Sans surprise, le nombre d’alertes pour actes de maltraitances en Ehpad a bondi cette année. La Fédération « 3977 contre les maltraitances », dans son rapport publié début mai, a signalé l’ouverture de 2424 dossiers, dont 79% concernent des personnes âgées, par l’intermédiaire de sa plateforme téléphonique nationale pour le seul premier trimestre 2022. Soit 40% de plus qu’en 2021 à la même période.

Victir Castanet, l’auteur des Fossoyeurs, en mars au club de la presse de Lyon. ©Boris Heim

« Ces constats ne surprennent pas, après la forte médiatisation des maltraitances en lien avec une gestion délibérément maltraitante de certaines groupes privés à but lucratif », précise la Fédération 3977. Les révélations de l’ouvrage-enquête Les Fossoyeurs, en janvier, « ont surpris et profondément indigné », témoigne le Dr Bernard Bonne. Le sénateur LR de la Loire est partisan de longue date d’une nécessaire évolution du modèle. Il voyait dans la déflagration une nouvelle occasion de faire bouger les lignes. Et si les groupes visés (Orpéa, puis Korian et Bridge) appartiennent à la caste des groupes privés commerciaux, c’est tout un secteur (public et privé non lucratif compris) qui a subi l’opprobre.
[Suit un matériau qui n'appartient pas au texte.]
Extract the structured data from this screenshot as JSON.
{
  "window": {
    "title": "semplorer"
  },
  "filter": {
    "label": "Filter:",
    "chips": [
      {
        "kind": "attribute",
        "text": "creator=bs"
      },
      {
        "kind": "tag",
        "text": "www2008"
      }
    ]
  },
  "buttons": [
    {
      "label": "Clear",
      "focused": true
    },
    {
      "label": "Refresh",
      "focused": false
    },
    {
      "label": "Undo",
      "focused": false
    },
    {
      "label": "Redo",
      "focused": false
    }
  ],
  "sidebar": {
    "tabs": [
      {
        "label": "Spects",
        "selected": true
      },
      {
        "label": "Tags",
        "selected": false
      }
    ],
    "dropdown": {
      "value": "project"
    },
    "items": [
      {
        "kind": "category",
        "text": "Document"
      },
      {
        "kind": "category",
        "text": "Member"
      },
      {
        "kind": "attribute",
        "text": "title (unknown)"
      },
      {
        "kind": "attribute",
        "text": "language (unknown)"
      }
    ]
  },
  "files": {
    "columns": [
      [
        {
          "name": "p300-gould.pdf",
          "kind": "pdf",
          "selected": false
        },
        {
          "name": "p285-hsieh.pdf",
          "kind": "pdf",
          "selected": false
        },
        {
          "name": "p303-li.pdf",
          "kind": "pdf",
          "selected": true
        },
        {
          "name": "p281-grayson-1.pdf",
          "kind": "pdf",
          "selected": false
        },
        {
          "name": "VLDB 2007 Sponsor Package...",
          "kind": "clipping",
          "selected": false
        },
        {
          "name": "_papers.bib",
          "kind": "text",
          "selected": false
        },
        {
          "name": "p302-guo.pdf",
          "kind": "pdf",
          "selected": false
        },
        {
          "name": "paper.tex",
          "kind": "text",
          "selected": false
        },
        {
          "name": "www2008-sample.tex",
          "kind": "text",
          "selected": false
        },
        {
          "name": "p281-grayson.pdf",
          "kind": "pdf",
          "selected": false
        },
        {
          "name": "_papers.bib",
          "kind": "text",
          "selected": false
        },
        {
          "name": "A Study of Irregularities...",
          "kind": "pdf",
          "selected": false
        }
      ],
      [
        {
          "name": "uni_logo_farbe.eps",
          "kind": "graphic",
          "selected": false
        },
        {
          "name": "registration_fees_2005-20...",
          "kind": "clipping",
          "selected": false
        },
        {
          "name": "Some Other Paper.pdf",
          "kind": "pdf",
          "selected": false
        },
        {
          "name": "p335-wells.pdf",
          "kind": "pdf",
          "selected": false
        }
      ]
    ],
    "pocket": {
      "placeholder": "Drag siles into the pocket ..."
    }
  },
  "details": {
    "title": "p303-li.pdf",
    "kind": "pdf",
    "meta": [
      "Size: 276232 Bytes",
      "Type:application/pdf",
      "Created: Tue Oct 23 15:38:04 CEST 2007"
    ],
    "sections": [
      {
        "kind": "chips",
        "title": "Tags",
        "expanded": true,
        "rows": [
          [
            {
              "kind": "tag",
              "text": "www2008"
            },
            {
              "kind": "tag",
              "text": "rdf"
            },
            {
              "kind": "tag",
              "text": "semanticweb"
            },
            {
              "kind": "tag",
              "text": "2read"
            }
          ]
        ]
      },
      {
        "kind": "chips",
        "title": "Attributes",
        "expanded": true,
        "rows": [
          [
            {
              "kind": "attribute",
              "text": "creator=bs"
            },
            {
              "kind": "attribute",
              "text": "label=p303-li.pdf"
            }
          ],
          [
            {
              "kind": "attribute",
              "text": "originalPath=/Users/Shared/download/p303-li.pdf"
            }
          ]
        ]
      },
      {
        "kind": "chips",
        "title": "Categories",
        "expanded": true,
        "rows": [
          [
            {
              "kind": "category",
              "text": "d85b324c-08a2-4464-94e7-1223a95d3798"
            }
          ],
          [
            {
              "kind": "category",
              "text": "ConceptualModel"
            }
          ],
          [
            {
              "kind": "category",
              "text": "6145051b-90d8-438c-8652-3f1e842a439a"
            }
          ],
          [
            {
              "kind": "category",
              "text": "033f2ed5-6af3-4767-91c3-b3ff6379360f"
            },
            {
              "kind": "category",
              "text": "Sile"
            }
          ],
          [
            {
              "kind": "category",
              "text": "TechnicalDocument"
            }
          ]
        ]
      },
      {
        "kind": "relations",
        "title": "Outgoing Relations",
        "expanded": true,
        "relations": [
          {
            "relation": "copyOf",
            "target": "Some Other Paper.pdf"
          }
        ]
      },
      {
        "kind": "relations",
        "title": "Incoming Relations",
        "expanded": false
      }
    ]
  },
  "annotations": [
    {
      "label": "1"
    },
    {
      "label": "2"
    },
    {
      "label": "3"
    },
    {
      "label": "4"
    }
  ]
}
Et admis la nécessité d’une révolution de fond pour les 9500 établissements français.

Mais en vérité, force est de constater que plus de six mois après les faits, la mue se fait toujours attendre, face au « peu d’évolutions notables. Il y a eu quelques pansements, sous forme de décrets et de mesures prises dans la précipitation. Mais ce n’est pas assez ».

Un renforcement des contrôles dans les Ehpad… et au sein des groupes

Pour Bernard Bonne, co-rapporteur en juillet d’une commission d’enquête sur le contrôle des Ehpad, la solution passe avant tout par « un renforcement des inspections pour l’ensemble des structures commerciales, tant sur la question des conditions d’hébergement que des flux financiers ». Et ce, même si une bonne partie de ces établissements ne doivent pas faire les frais de l’amalgame.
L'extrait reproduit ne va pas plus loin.